Millionen Menschen fliehen davor - und leiden weiter. Ich denke an diejenigen, die auf der Flucht umkommen. In den Wüsten. Im Mittelmeer. Immer mehr Flüchtlinge suchen Zuflucht auch in unserem Land. Sie suchen Schutz vor Verfolgung, sind oft traumatisiert und haben Tod, Gewalt und bittere Not erlebt.
Wir müssen uns um sie kümmern, so gut uns das möglich ist. Gerade wir Deutschen haben genügend Gründe, Flüchtlingen zu helfen.
Mein Haus plant zum Sommer ein Programm, in dem Kommunen unterstützen wollen, in denen die Menschen den Flüchtlingen helfen. Wir wollen das Programm "Willkommen bei Freunden" nennen. Meine Erfahrung ist: Die Hilfsbereitschaft bei den Menschen ist groß. Ich bin fest davon überzeugt, dass die Begegnung mit Flüchtlingen zu mehr Solidarität führt und letztendlich sehr wertvoll für unsere Gesellschaft ist.
Sicherheit und Zusammenhalt in einem demokratischen Land - das ist das, was Flüchtlinge hier suchen. Sicherheit und Zusammenhalt in einem demokratischen Land - das ist das, was wir zu bieten und zu verteidigen haben. Denn nicht nur Opfer des islamistischen Terrors überschreiten die Grenzen. Auch der Terror selbst kommt nach Europa - mit Anschlägen auf Menschen und auf unsere Werte.
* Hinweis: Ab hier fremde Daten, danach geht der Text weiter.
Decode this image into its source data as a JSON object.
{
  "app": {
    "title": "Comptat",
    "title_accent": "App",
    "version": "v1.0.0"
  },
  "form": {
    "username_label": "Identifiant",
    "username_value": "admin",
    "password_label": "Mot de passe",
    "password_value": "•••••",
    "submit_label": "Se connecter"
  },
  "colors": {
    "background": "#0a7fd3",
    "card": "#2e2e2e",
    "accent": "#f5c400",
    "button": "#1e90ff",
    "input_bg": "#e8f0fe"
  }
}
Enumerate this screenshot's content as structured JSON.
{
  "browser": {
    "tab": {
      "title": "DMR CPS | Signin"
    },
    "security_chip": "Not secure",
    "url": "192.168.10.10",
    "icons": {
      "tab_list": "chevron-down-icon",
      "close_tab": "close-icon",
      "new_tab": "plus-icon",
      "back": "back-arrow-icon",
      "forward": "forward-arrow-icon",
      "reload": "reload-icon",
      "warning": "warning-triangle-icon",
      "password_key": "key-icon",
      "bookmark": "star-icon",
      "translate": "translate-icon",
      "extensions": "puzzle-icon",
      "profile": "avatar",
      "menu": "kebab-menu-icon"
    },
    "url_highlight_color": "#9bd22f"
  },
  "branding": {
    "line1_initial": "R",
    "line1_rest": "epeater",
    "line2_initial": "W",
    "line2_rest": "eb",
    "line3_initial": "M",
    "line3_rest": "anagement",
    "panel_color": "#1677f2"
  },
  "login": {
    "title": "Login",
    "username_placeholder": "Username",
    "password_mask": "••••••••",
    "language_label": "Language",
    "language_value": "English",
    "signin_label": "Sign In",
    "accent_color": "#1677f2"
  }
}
Es ist eine große sicherheitspolitische Aufgabe, diesen islamistischen Terrorismus in Europa einzudämmen. Ich danke allen, die mit ihrer Arbeit dazu beitragen, dass die Menschen hier in der Bundesrepublik sicher leben können.
III.
Der Kampf gegen extremistische Gewalt ist eine sicherheitspolitische Aufgabe – es ist aber auch eine gesellschaftspolitische Aufgabe. Denn der gewaltorienterte "Islamismus […] steht im Widerspruch zur freiheitlichen demokratischen Grundordnung der Bundesrepublik Deutschland!" So schreibt es das Bundesamt für Verfassungsschutz in einer Broschüre.
Dieser Satz gilt für jeden Extremismus. So unterschiedlich die Formen des Extremismus sind: Alle bedrohen die Demokratie und die Vielfalt in unserer Gesellschaft. Wir haben in den letzten Monaten verschiedene Formen des Extremismus gesehen.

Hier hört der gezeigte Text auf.